Perseverance in the face of Adversity
By Lv Jack
Published on 09/25/2009
A young girl's determination to succeed.


A few days ago I was going through a few boxes of junk that I’ve been toting around the country for years. Mostly old tax stuff and business records that I was supposed to save for x number of years. I decided to take a little time and carefully go through each folder, so as not to throw out anything important. Sure enough, I came across this essay that a 17 year old girl gave to me about 15 years ago. I probably had only read it once at the time. In the last couple of days I have probably read it 10 times. She didn’t title it, so I will:

Racism Is Ignorant

I was sitting in the front row of my honors physics class waiting for the teacher to arrive. The people around me were conversing as they always did when the teacher was late. Another instructor walked into the room to inform us that our teacher would be a little later than usual; therefore, he would take the attendance. He started to call the names on the list. “David Brown, Amy Clinton, Jose Gonzales…Is this the right list?” he incredulously inquired.

“No! Do you really think there would be a Jose Gonzalez in this class?” laughed an outspoken student. The rest of the class joined in with laughter. Someone in the back row directing his comment to the teacher said, “This is an honors physics class.”

Angry and confused, I sat in my seat trying to interpret the racist remarks I had just heard. They were insidious. Then I focused my attention on the teacher, waiting for him to set the students straight, but he said nothing. It was as if he had ignored the whole incident. He returned to his business of calling attendance, but I do not remember any details after that because I was replaying the incident in my head.

The part that angered me the most was the fact that the class did not realize that indeed there was a Hispanic among them. It was not Jose Gonzalez, but it was I, Sharon _____.

Feelings of isolation and alienation overcame me. I could not bring myself to say anything because I was in shock. Having known these people for more than three years, I considered them my friends. My classmates, although aware of my ethnicity, did not associate me with my Hispanic heritage. They had separated me from other Hispanic people as an exception to their stereotypes, because according to them “Hispanics” are not smart enough to be in those classes, referring to the accelerated track.

When people judge me from my appearance it is not immediately apparent that I am Hispanic. My American name does not indicate my ethnicity either. I have light brown hair and light skin which allow me to “pass” as Caucasian.

The reality of my life is that I have grown up in low-income housing projects and attend school on the other side of town. I spend my day with classmates who live far from my neighborhood. My daily reality is split between my school experience and my home life.

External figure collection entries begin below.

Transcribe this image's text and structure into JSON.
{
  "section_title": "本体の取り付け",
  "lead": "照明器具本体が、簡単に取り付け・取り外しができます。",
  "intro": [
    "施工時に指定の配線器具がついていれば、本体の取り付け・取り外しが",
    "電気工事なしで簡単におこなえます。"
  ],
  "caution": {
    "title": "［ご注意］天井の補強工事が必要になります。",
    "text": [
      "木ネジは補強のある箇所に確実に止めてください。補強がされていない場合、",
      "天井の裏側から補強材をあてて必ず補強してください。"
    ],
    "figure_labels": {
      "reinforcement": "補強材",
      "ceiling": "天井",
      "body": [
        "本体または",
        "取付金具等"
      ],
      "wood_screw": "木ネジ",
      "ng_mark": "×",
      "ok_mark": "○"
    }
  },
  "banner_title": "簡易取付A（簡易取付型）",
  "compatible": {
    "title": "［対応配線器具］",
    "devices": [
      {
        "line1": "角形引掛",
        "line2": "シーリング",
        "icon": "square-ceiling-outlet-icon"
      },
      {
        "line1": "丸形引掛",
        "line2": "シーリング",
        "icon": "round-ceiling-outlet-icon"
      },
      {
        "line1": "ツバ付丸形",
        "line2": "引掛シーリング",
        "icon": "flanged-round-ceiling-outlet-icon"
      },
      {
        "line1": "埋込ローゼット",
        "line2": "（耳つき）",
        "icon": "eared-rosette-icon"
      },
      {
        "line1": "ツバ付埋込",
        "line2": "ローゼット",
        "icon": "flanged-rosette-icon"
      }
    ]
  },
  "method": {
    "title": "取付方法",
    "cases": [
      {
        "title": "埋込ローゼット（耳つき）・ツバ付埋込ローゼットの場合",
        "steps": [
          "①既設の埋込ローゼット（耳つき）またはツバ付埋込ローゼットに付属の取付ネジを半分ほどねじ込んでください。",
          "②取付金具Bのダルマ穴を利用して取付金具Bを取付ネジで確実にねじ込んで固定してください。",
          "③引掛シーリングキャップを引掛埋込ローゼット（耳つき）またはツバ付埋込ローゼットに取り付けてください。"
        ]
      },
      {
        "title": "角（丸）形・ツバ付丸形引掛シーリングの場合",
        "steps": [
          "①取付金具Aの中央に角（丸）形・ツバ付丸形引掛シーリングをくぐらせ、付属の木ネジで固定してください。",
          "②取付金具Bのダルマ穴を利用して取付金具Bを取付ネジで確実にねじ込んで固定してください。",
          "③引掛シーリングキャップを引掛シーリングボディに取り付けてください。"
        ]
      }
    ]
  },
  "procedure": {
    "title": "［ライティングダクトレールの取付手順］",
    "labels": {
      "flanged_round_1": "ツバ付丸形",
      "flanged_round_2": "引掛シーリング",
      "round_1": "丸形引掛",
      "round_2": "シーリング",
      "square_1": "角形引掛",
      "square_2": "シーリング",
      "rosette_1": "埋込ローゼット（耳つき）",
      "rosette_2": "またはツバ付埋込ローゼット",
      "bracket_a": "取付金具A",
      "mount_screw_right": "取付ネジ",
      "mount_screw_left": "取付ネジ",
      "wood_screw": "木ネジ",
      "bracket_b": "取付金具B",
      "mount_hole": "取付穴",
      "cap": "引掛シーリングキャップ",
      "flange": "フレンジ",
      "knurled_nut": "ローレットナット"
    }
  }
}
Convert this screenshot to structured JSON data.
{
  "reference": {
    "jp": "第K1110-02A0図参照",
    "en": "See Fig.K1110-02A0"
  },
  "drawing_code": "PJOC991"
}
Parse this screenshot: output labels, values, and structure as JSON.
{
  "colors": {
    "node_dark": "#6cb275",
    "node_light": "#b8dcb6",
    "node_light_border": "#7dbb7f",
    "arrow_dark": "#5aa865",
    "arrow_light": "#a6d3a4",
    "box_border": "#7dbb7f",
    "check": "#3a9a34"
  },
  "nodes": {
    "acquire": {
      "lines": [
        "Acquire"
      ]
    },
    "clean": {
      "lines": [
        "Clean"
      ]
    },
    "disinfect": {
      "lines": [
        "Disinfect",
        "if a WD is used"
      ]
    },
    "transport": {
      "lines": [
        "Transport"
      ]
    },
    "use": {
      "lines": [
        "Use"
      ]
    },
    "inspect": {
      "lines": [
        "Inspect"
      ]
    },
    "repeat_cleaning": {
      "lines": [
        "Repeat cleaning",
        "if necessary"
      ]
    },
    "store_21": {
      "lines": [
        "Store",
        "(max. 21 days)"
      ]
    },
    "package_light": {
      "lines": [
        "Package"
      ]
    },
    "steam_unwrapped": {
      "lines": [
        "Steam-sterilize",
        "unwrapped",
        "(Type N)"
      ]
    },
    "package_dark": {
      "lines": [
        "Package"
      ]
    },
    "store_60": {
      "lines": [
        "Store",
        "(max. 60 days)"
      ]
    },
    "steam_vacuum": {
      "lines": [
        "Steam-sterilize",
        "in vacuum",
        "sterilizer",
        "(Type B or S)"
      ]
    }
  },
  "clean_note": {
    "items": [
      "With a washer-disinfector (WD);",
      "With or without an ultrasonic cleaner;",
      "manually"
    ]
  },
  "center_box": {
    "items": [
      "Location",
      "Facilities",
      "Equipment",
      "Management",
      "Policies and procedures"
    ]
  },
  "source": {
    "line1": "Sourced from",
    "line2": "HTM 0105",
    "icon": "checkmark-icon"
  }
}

Living in the projects has allowed me to witness how some minorities live and to understand why there are few of them present in the more demanding accelerated courses at my high school. The children in my neighborhood receive little encouragement from their parents. Most of the parents in my neighborhood have a high school diploma or less. The parents either work more than one job or are not employed at all.

I tutor elementary school children in an after school program because most of them have no help once they arrive home. Frequently, children who are capable of achieving at a high level of academic work are not challenged to accomplish more. They are allowed to be complacent and are taught indirectly by the adults around them not to aspire for more in life.

The experience in my physics classroom was a negative experience, but it helped me to realize how separate the honors students are from the daily reality the rest of the school encounters. My classmates do not understand that they have certain advantages that other students do not, which make it possible for them to do well. The less fortunate need to struggle with other issues and may not be able to focus on their education.

Isn’t it ironic how the people who consider themselves superior can at times be so insensitive and ignorant?

The little girl that wrote this essay is my little girl. My daughter, Sharon. This essay was only one of the many, many awesome things that she did that allowed her a full scholarship to Wellesley College in Massachusetts.

The miracle of it all was that she had no one to help her with her homework. Her mom spoke very little English (and read even less), and as a product of divorce, I was not there to help either.

I’ve shared this story because if it inspires only one person who feel hopeless, maybe, just maybe, they won’t give up.

By the way, Sharon has worked for the same company for 10 years now. She has a position of much responsibility at a multi-national company. She travels all over the world and is doing very well for herself.